И вот уже мама и бабушка почти у калитки, и более сообразительная, поскольку старшая, Лиля успевает не только спрыгнуть с нижних ступенек деревянной лестницы, а и отставить её в сторону, точнее, быстро положить набок, — а я застреваю на крыше и, присев на корточки и прячась за каменным выступом (благо ещё и широкая крона вяза тогда нависала над верандой), слышу, как мама и бабушка спрашивают у Лили:
— А где Тома?
— Не знаю, — где-то бегает, — отводит внимание, как куропатка от гнезда, Лиля, — и мама с бабушкой входят в дом.
А я остаюсь на веранде — без лестницы, в ожидании неминуемого маминого ужаса и в страхе перед маминым возможным энцефалитным приступом, настигающим её, если она переволнуется...

И я, довольно толстенькая, точнее ширококостная девочка, решаюсь на невозможное: я подпрыгиваю и протискиваюсь через узенькое слуховое окошко, как объевшийся Винни-Пух через кроличью норку: извиваясь, как червяк, наверное, смешно болтая в воздухе ногами (к счастью, мне себя не видно, иначе я умерла бы со смеху и так и осталась бы торчать в окне Алисой в Стране Чудес, неожиданно выросшей в крошечном домике...

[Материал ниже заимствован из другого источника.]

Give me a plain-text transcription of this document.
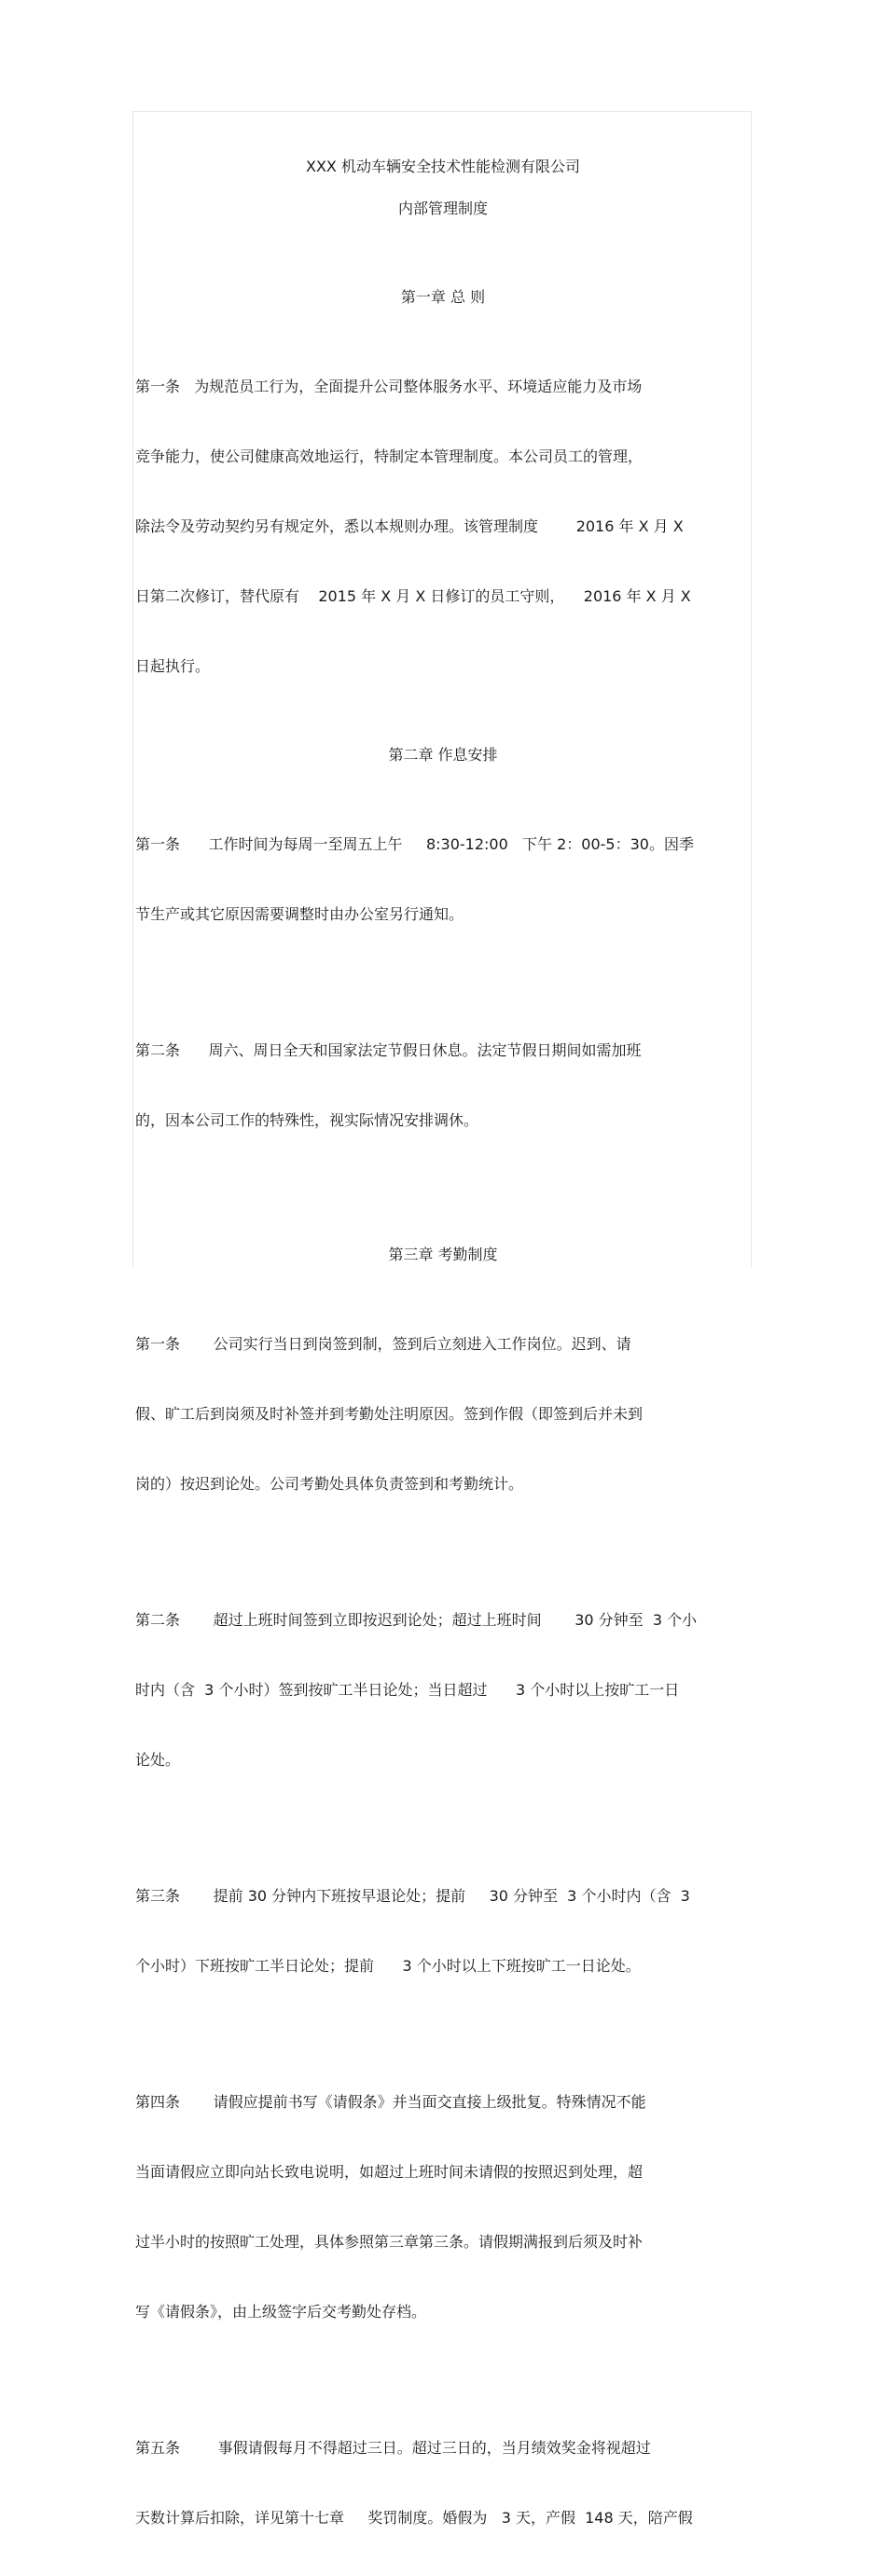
XXX 机动车辆安全技术性能检测有限公司
内部管理制度
第一章 总 则

第一条   为规范员工行为，全面提升公司整体服务水平、环境适应能力及市场

竞争能力，使公司健康高效地运行，特制定本管理制度。本公司员工的管理，

除法令及劳动契约另有规定外，悉以本规则办理。该管理制度        2016 年 X 月 X

日第二次修订，替代原有    2015 年 X 月 X 日修订的员工守则，    2016 年 X 月 X

日起执行。

第二章 作息安排

第一条      工作时间为每周一至周五上午     8:30-12:00   下午 2：00-5：30。因季

节生产或其它原因需要调整时由办公室另行通知。

第二条      周六、周日全天和国家法定节假日休息。法定节假日期间如需加班

的，因本公司工作的特殊性，视实际情况安排调休。

第三章 考勤制度

第一条       公司实行当日到岗签到制，签到后立刻进入工作岗位。迟到、请

假、旷工后到岗须及时补签并到考勤处注明原因。签到作假（即签到后并未到

岗的）按迟到论处。公司考勤处具体负责签到和考勤统计。

第二条       超过上班时间签到立即按迟到论处；超过上班时间       30 分钟至  3 个小

时内（含  3 个小时）签到按旷工半日论处；当日超过      3 个小时以上按旷工一日

论处。

第三条       提前 30 分钟内下班按早退论处；提前     30 分钟至  3 个小时内（含  3

个小时）下班按旷工半日论处；提前      3 个小时以上下班按旷工一日论处。

第四条       请假应提前书写《请假条》并当面交直接上级批复。特殊情况不能

当面请假应立即向站长致电说明，如超过上班时间未请假的按照迟到处理，超

过半小时的按照旷工处理，具体参照第三章第三条。请假期满报到后须及时补

写《请假条》，由上级签字后交考勤处存档。

第五条        事假请假每月不得超过三日。超过三日的，当月绩效奖金将视超过

天数计算后扣除，详见第十七章     奖罚制度。婚假为   3 天，产假  148 天，陪产假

Но я протиснулась — упала на чердак башкой вниз, спружинив руками, а затем счастливо обретя и ноги, и филейные части тела, — благополучно вышла через чердачную дверь, спустилась по москаленковскому дереву — и пришла домой к ничего не подозревавшим и потому спокойно встретившим меня маме и бабушке (и только Лиля не могла скрыть изумления, едва не выдав меня и себя).

В доме было много комнат: с крыльца мы попадали в веранду, из которой вправо вела дверь в кладовку с подполом, затем (поднимая ногу через непривычно высокий порог из-за проходившей там то ли отопительной, то ли водопроводной трубы: и спустя сорок с лишним лет после нашего отъезда из Нововасильевки ноги мои помнят его и сами поднимаются на нужную высоту) — в коридор (влево дверь в столовую, вправо в ванную, дальше и прямо в родительскую проходную спальню, из неё прямо же — в нашу с Лилей, вправо в кухню, влево в зал — и из нашей спальни тоже в зал, таким образом имевший две двери по краям одной стены и два отвечающих им окна, остальные комнаты имели по одному, но — традиционно для Нововасильевки и Приазовья — высокому окну).

Вид из коридора в столовую

Вид из нашей с Лилей спальни в зал
В полу в зале у нас однажды завёлся шашель (это такие жуки-древоточцы, мелкие, но грызущие все деревянные поверхности неумолчно-беспощадно — вот уж кто по-настоящему точит-перетирает «жизни тоненькое дно»!), и я помню, как играла то сидя, то полулёжа на чистом и гладком полу из широких, ровных и пока что крепких досок, и слушала этот неустанный «шашельный» скрип: таинственную, не видимую, но отчётливо слышимую работу времени, уничтожающую секунды, минуты, годы — жизнь.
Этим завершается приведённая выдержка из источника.